GE Renewable Energy has an reached an agreement with Veolia North America to recycle blades removed from its US-based onshore turbines during upgrades and repowering projects.
Veolia will process the blades, which are mainly made of fibreglass, for use as a raw material for cement, using a cement kiln co-processing technology.
Blades that have been removed from turbines will be shredded at Veolia’s processing facility in Missouri and then used as a replacement for coal, sand and clay at cement manufacturing facilities across the US.
Similar recycling processes in Europe have been proven to be effective at a commercial scale.
On average, nearly 90% of the blade material, by weight, will be reused as a repurposed engineered material for cement production.
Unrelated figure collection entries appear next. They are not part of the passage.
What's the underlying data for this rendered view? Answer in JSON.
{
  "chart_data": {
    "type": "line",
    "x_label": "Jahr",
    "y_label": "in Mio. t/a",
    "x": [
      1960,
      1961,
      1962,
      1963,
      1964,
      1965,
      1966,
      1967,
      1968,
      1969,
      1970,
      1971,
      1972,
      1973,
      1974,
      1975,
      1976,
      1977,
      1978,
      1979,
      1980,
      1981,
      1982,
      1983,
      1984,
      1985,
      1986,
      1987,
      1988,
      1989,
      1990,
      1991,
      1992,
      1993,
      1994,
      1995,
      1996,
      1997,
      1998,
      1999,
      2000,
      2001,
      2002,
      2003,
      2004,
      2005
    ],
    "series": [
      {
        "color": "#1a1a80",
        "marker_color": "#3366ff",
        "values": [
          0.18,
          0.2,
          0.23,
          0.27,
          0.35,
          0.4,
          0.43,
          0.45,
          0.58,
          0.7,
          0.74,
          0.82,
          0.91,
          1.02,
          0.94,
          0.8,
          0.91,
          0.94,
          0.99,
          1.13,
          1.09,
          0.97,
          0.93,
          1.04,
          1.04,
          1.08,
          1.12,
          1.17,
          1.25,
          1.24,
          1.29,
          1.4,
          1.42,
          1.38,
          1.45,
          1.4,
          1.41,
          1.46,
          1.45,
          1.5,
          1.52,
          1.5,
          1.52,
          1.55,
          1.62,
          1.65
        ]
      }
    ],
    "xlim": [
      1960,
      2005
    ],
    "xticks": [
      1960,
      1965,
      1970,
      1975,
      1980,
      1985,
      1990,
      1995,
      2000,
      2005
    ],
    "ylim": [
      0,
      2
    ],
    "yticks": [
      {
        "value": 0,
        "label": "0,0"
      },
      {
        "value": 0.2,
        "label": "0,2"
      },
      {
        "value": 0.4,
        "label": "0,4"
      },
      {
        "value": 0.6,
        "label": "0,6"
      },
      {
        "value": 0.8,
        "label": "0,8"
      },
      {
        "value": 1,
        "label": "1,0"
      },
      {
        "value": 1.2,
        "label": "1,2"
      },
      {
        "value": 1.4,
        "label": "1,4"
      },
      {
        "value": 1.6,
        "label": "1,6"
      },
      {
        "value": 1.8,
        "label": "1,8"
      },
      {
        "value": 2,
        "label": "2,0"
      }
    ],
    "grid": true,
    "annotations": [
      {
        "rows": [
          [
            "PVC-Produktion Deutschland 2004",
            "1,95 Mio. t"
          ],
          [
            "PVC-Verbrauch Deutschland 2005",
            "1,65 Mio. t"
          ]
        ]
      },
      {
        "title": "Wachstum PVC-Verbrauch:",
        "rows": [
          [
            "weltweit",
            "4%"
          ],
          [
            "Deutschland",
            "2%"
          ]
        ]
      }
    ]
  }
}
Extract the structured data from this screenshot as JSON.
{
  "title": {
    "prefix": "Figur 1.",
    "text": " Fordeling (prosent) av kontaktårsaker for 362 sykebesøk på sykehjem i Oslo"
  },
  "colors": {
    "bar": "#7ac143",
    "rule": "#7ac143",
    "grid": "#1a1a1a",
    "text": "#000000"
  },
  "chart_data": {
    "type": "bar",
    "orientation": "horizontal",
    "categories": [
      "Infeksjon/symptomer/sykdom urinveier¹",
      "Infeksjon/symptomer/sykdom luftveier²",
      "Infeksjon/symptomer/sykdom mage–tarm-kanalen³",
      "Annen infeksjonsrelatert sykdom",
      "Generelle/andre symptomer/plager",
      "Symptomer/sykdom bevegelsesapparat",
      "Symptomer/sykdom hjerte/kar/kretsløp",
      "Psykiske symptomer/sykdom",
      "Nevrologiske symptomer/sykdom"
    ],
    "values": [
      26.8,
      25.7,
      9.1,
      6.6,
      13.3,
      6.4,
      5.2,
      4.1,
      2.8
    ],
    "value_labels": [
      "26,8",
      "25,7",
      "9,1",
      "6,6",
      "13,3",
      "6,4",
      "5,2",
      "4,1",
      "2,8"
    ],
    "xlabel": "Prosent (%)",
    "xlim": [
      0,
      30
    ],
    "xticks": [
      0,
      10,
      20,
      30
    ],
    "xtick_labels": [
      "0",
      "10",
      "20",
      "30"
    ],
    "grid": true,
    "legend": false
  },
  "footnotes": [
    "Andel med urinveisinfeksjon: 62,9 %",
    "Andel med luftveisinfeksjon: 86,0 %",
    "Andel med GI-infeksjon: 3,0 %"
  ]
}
More than 65% of the blade weight replaces raw materials that would otherwise be added to the kiln to create the cement, and about 28% of the blade weight provides energy for the chemical reaction that takes place in the kiln.
GE Renewable Energy digital services business CEO Anne McEntee said: “Sustainable disposal of composites such as wind turbine blades has been a challenge, not only for the wind turbine industry, but also for aerospace, maritime, automotive and construction industries.
“VNA’s unique offering provides the opportunity to scale up and deploy quickly in North America, with minimum disruption to customers and significant benefit to the environment.
“We look forward to working with them on this effort to create a circular economy for composite materials.”
In mid-2019 Veolia completed a trial using a GE blade and has processed more than 100 blades so far.
An environmental impact analysis conducted by Quantis US found that the net effect of blade recycling through cement kiln co-processing is positive in all categories.
Compared to traditional cement manufacturing, blade recycling enables a 27% net reduction in CO₂ emissions from cement production and a 13% net reduced water consumption.
In addition, a single wind turbine blade that weighs 7 US tonnes recycled through this process enables the cement kiln to avoid consuming nearly 5 tonnes of coal, 2.7 tonnes of silica, 1.9 tonnes of limestone and nearly a ton of additional mineral-based raw materials.
Largely due to the avoided coal consumption, this type of blade recycling also has a net-positive environmental impact in the categories of human health, ecosystem quality, and resource consumption, Quantis found.